An ideal example demonstrating the potential of antibody-targeted nanomedicine are single-chain antibodies (scFvs) directed against the integrin αIIbβ3. These scFvs are not only targeting an epitope that is specific for platelets but also to the activated form of the αIIbβ3 receptor thereby providing unprecedented specificity towards activated platelets. This allows the development of diagnostic approaches for the detection of thrombosis or emboli as well as many inflammatory processes in which platelets are involved such as atherosclerotic plaque instability and ischemia reperfusion injury.

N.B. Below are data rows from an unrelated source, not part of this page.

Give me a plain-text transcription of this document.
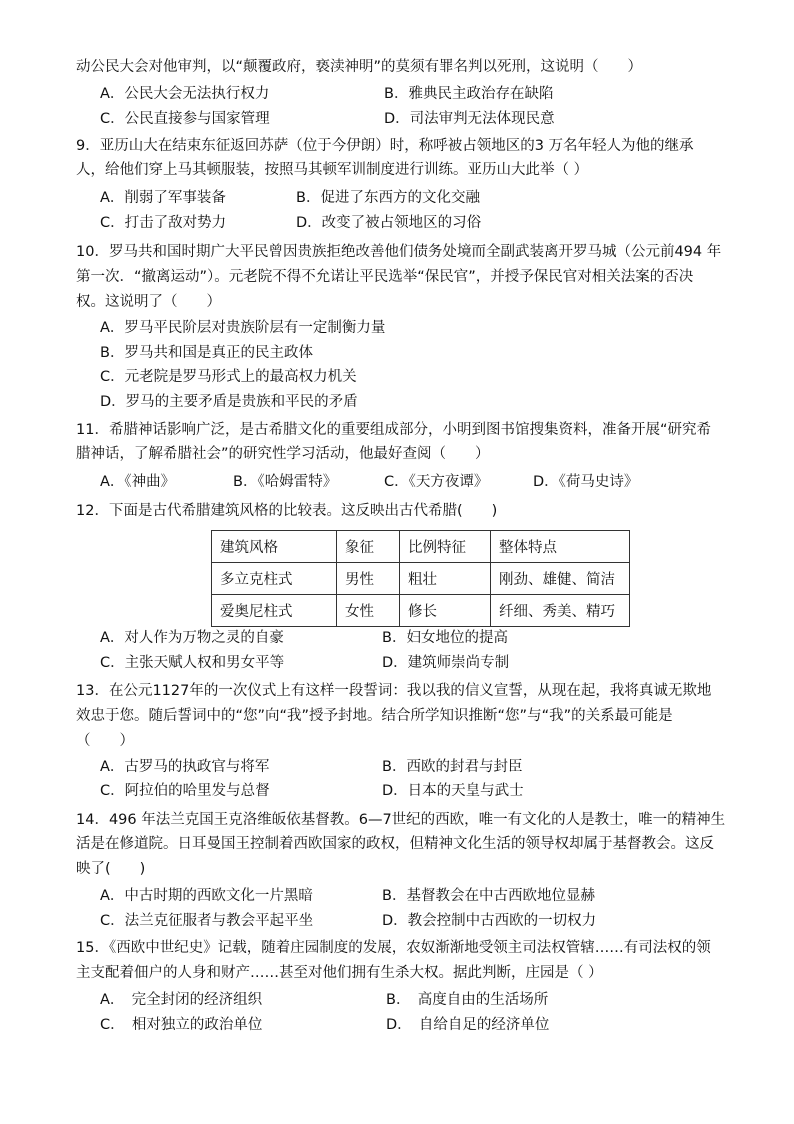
动公民大会对他审判，以“颠覆政府，亵渎神明”的莫须有罪名判以死刑，这说明（　　）
A．公民大会无法执行权力	B．雅典民主政治存在缺陷
C．公民直接参与国家管理	D．司法审判无法体现民意
9．亚历山大在结束东征返回苏萨（位于今伊朗）时，称呼被占领地区的3 万名年轻人为他的继承
人，给他们穿上马其顿服装，按照马其顿军训制度进行训练。亚历山大此举（ ）
A．削弱了军事装备	B．促进了东西方的文化交融
C．打击了敌对势力	D．改变了被占领地区的习俗
10．罗马共和国时期广大平民曾因贵族拒绝改善他们债务处境而全副武装离开罗马城（公元前494 年
第一次．“撤离运动”）。元老院不得不允诺让平民选举“保民官”，并授予保民官对相关法案的否决
权。这说明了（　　）
A．罗马平民阶层对贵族阶层有一定制衡力量
B．罗马共和国是真正的民主政体
C．元老院是罗马形式上的最高权力机关
D．罗马的主要矛盾是贵族和平民的矛盾
11．希腊神话影响广泛，是古希腊文化的重要组成部分，小明到图书馆搜集资料，准备开展“研究希
腊神话，了解希腊社会”的研究性学习活动，他最好查阅（　　）
A．《神曲》	B．《哈姆雷特》	C．《天方夜谭》	D．《荷马史诗》
12．下面是古代希腊建筑风格的比较表。这反映出古代希腊(　　)
建筑风格	象征	比例特征	整体特点
多立克柱式	男性	粗壮	刚劲、雄健、简洁
爱奥尼柱式	女性	修长	纤细、秀美、精巧
A．对人作为万物之灵的自豪	B．妇女地位的提高
C．主张天赋人权和男女平等	D．建筑师崇尚专制
13．在公元1127年的一次仪式上有这样一段誓词：我以我的信义宣誓，从现在起，我将真诚无欺地
效忠于您。随后誓词中的“您”向“我”授予封地。结合所学知识推断“您”与“我”的关系最可能是
（　　）
A．古罗马的执政官与将军	B．西欧的封君与封臣
C．阿拉伯的哈里发与总督	D．日本的天皇与武士
14．496 年法兰克国王克洛维皈依基督教。6—7世纪的西欧，唯一有文化的人是教士，唯一的精神生
活是在修道院。日耳曼国王控制着西欧国家的政权，但精神文化生活的领导权却属于基督教会。这反
映了(　　)
A．中古时期的西欧文化一片黑暗	B．基督教会在中古西欧地位显赫
C．法兰克征服者与教会平起平坐	D．教会控制中古西欧的一切权力
15．《西欧中世纪史》记载，随着庄园制度的发展，农奴渐渐地受领主司法权管辖……有司法权的领
主支配着佃户的人身和财产……甚至对他们拥有生杀大权。据此判断，庄园是（ ）
A．　完全封闭的经济组织	B．　高度自由的生活场所
C．　相对独立的政治单位	D．　自给自足的经济单位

We have developed several generally usable approaches to couple various tracers and nanoparticles to these scFvs. These approaches include genetic, biological (e.g. sortase coupling) and chemical (e.g. click chemistry) approaches. The coupled products include various effector molecules, contrast reagents, radiotracers as well as particles such as liposomes, ultrasound microbubbles, iron beads, micelles and layer-by-layer particles. For imaging we used various modalities such as ultrasound, MRI, PET/CT and fluorescence imaging.

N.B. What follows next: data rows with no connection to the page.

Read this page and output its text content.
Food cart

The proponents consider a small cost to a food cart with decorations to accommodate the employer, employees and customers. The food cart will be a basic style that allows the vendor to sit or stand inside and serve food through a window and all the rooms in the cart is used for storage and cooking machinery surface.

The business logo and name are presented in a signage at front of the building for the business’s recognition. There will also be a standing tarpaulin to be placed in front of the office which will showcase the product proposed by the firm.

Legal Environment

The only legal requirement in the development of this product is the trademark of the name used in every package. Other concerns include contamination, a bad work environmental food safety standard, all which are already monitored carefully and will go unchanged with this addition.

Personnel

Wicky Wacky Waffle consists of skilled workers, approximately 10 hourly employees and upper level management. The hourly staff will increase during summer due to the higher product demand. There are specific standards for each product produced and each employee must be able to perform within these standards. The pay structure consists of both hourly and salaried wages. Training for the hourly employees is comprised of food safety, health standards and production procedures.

In conclusion, antibody targeted nanoparticles hold great promise to provide major advances in various fields of diagnostic imaging as well as therapeutic targeting, including the combination of both in personalised theranostic approaches.



Prof Hagemeyer is a Senior Research Fellow of the NHMRC and Head of the NanoBiotechnology Laboratory at the Australian Centre for Blood Diseases (Monash University). He is also the acting Director of Monash Biomedical Imaging, one of the largest imaging facility in Australia. He studied Chemistry in Germany and obtained a PhD in Biochemistry from the University of Freiburg (Germany). He made contributions to the field of Cytochrome P450 metabolism in the brain before moving into cardiovascular research developing anti-thrombotic fusion proteins and novel imaging probes. He has particular expertise in the use of small recombinant single-chain antibodies for molecular imaging and drug delivery. His main current research theme is the development of "bio-better" antibodies with added functionality using the novel Sortase Bio Click technology developed in his laboratory. He has published widely in leading journals (Circ Res, Adv Mater, Angew Chem..) on vascular biology, recombinant antibodies and nanotechnology and has been supported throughout his career by national and international fellowships and grants.